COVID-19, a pretext for imposing new sacrifices

The new agreement (which is valid until December 31, 2020!) explicitly adheres to the logic of the government’s decrees which derogate from civil and social rights and install a state of emergency. Management has profited from the situation to already make some savings and impose the notions of “versatility” and “adaptability” which will be at core of the future reform of the newsroom.

Articles 4.1 and 4.2 of the agreement are most worrisome in this sense. In essence they describe staff journalists as being Swiss Army knives and pawns that management can move at its whim. A dangerous precedent! Until now, the terms “versatility” and “adaptability” had never been accepted by trade unions at AFP. In the current context, these concepts give an employer the possibility to demand ever more efforts from employees without any counterparties.

The issue isn’t financial, but ideological

That AFP, which was subsidized by the French state to the tune of €124.4 million last year, puts its most vulnerable journalists on paid furlough without maintaining their full salary sends an extremely bad signal. The refusal to provide 100% of salary is above all ideological as it will allow French private media bosses to say: “Look, even at AFP…!”

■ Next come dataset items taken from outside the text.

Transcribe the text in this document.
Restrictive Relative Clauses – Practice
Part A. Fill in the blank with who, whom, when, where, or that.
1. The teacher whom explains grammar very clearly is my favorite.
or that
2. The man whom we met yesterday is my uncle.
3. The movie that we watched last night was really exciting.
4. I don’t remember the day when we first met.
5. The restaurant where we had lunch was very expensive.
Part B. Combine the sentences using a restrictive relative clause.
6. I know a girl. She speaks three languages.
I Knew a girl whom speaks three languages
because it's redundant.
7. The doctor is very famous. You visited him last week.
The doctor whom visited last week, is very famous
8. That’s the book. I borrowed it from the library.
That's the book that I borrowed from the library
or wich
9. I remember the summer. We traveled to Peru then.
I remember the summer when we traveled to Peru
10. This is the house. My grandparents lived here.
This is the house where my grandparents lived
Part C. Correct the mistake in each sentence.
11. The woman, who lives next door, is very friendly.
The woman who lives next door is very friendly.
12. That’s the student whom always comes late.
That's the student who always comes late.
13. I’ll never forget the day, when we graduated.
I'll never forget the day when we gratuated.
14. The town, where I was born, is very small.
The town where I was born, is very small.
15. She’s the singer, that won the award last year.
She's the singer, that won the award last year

According to our estimates, even if the stringers concerned carried out no work, the state’s current part of the paid furlough compensation comes out at around €141,750 for the month. The cost to raise the level of compensation to 100% is €60,750.

In his email to staff, Mr. Fries emphasized the essential role that AFP is playing in the current situation and that we are in fact “an essential component of our media clients’ ‘business continuity plans’”. Why not make that argument to the government and request a special subsidy to fully compensate our stringers, instead of insisting upon the need to always make more savings at the expense of staff?

Refuse to pay the bill for the crisis!